Back to Loggias, I'm sure that AI would allow me "insert squares in designated space, adapt as necessary. Mimic style of provided sample." And there it would be, neat, clean, but definitively not from "the hand of the master," or my hand for that matter. But getting a slew of clean precise design elements isn't the point.

You see, I like drawing those elements. I can shift direction on a whim. I can shoot out a line of blocks to wherever I feel the light from the moon might go. Heck, I even decided to add another little moon. Same with the lampposts. And there is something very zen about drawing the little boxes while listening to a whole variety of music - again, faces and places accompany me. 

There is an acronym - HUMINT. For those of us not actually involved in international espionage we encounter it mostly in novels and video, though I have learned it is actually used out there in the "real world." It stands for "human intelligence." We usually hear it dialogue:

Head protagonist: "Dammit!

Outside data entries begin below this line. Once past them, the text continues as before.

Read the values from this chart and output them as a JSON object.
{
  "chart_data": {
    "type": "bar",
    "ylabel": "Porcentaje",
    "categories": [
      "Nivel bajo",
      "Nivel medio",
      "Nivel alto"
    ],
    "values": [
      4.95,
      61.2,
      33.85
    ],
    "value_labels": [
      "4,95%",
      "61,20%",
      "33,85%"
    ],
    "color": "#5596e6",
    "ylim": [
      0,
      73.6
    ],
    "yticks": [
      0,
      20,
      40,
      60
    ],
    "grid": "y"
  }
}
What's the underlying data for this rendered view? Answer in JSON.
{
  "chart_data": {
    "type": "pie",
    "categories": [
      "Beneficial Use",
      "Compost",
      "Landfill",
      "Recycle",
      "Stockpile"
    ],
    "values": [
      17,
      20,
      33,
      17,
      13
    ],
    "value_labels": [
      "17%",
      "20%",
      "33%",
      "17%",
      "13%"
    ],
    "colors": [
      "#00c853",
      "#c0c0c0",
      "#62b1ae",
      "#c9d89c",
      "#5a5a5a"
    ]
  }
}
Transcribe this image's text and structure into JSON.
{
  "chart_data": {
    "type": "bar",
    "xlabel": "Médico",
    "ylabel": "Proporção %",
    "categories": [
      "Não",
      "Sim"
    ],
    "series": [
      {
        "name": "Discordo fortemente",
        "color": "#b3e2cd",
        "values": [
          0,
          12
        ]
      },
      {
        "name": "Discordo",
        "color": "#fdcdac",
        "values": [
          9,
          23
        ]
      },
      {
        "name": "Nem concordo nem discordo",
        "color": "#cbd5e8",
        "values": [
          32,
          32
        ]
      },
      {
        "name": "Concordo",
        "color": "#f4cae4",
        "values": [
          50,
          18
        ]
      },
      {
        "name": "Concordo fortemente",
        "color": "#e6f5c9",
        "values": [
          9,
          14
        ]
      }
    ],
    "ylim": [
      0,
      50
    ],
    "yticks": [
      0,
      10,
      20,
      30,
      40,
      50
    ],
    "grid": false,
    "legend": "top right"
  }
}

We're sending people in blind! We need HUMINT, boots on the ground. Don't we have anyone in there?!" 

Other person: "I'll check on it!"

Perhaps we should take heed of that admonition. When it comes to art we can really do well without turning the creative process over to artificial intelligence. There is still something valuable, unique and fulfilling about HUMINT, not so much boots on the ground as hands on the brushes putting color on the paper, the canvas, tools and fingers in the clay, pressing on the frets, chisels to stone, tickling the ivories, breath through the reeds, all of it - human intelligence.